My trip to Cornwall was in at the invitation of Fr Chris Findlay-Wilson, to give a talk to his parish of St John the Baptist in Camborne. The audience represented 10% of the mass-going population of his parish! Cornwall is one deanery in the Diocese of Plymouth. After the parish of Camborne, there is St Ives, Penzance and then the sea. The Church was founded by Richard Pike who was a Quaker, married to a Catholic. He was a director of some of the tin mining companies in the area and he had to hire some Irish labourers when many Cornish miners went abroad to the new gold mines. The nearest Catholic Church was in Penzance, 16 miles away. Pike was so impressed by the devotion of the Catholics who would walk this distance on a Sunday to attend Mass that he became a Catholic himself and set up the first Catholic chapel in Camborne.
The Church is fairly small and can scarcely cope with its current Mass attendance. The interior has suffered somewhat from the liturgical reforms of recent decades.
The tabernacle has been removed from the centre of the Church to the side aisle - there can be no practical reason for this in such a small parish Church.
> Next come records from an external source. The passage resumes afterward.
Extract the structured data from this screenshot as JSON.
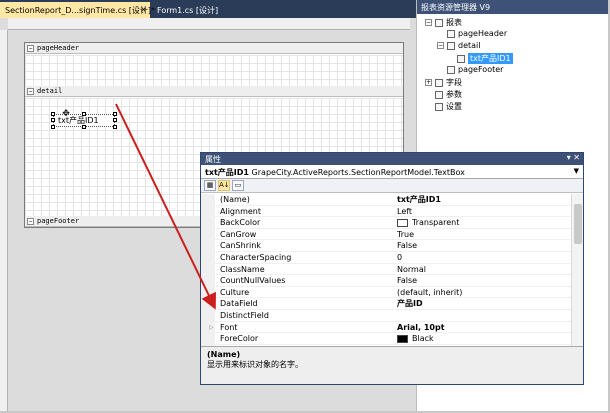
{
  "tabs": [
    {
      "label": "SectionReport_D...signTime.cs [设计]*",
      "close": "×"
    },
    {
      "label": "Form1.cs [设计]"
    }
  ],
  "design": {
    "bands": {
      "header": "pageHeader",
      "detail": "detail",
      "footer": "pageFooter"
    },
    "textbox_label": "txt产品ID1"
  },
  "explorer": {
    "title": "报表资源管理器 V9",
    "items": [
      {
        "label": "报表"
      },
      {
        "label": "pageHeader"
      },
      {
        "label": "detail"
      },
      {
        "label": "txt产品ID1"
      },
      {
        "label": "pageFooter"
      },
      {
        "label": "字段"
      },
      {
        "label": "参数"
      },
      {
        "label": "设置"
      }
    ]
  },
  "properties": {
    "title": "属性",
    "object_name": "txt产品ID1",
    "object_type": "GrapeCity.ActiveReports.SectionReportModel.TextBox",
    "rows": [
      {
        "name": "(Name)",
        "value": "txt产品ID1"
      },
      {
        "name": "Alignment",
        "value": "Left"
      },
      {
        "name": "BackColor",
        "value": "Transparent"
      },
      {
        "name": "CanGrow",
        "value": "True"
      },
      {
        "name": "CanShrink",
        "value": "False"
      },
      {
        "name": "CharacterSpacing",
        "value": "0"
      },
      {
        "name": "ClassName",
        "value": "Normal"
      },
      {
        "name": "CountNullValues",
        "value": "False"
      },
      {
        "name": "Culture",
        "value": "(default, inherit)"
      },
      {
        "name": "DataField",
        "value": "产品ID"
      },
      {
        "name": "DistinctField",
        "value": ""
      },
      {
        "name": "Font",
        "value": "Arial, 10pt"
      },
      {
        "name": "ForeColor",
        "value": "Black"
      }
    ],
    "desc_title": "(Name)",
    "desc_text": "显示用来标识对象的名字。"
  },
  "colors": {
    "tab_bar": "#2b3c59",
    "active_tab": "#ffe8a6",
    "selection": "#3399ff",
    "arrow": "#cc1f1f"
  }
}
The statue of Our Lady is standing on a small plinth between the two aisles and the centre of the Church is marked by an undistinguished modern banner. If he is able to, I'm sure Fr Chris would love to make the obvious improvement of moving the Blessed Sacrament to the centre of the Church and setting up a chapel in the side aisle to house the statue of Our Blessed Lady.
The statue is particularly fine but I had to get down on the floor to get a view of what it is meant to look like.
I was there to speak on AIDS and the Catholic Church. I'm relieved to say that the talk, which covered some controversial areas, was well-received. (You can see a copy at my parish website - controversies page.)
This morning, I concelebrated with Fr Chris at the school Mass. A very well-behaved class of children took part in the liturgy with reverence, read clearly and intelligently, and sang with gusto. A credit to their teacher and to Fr Chris.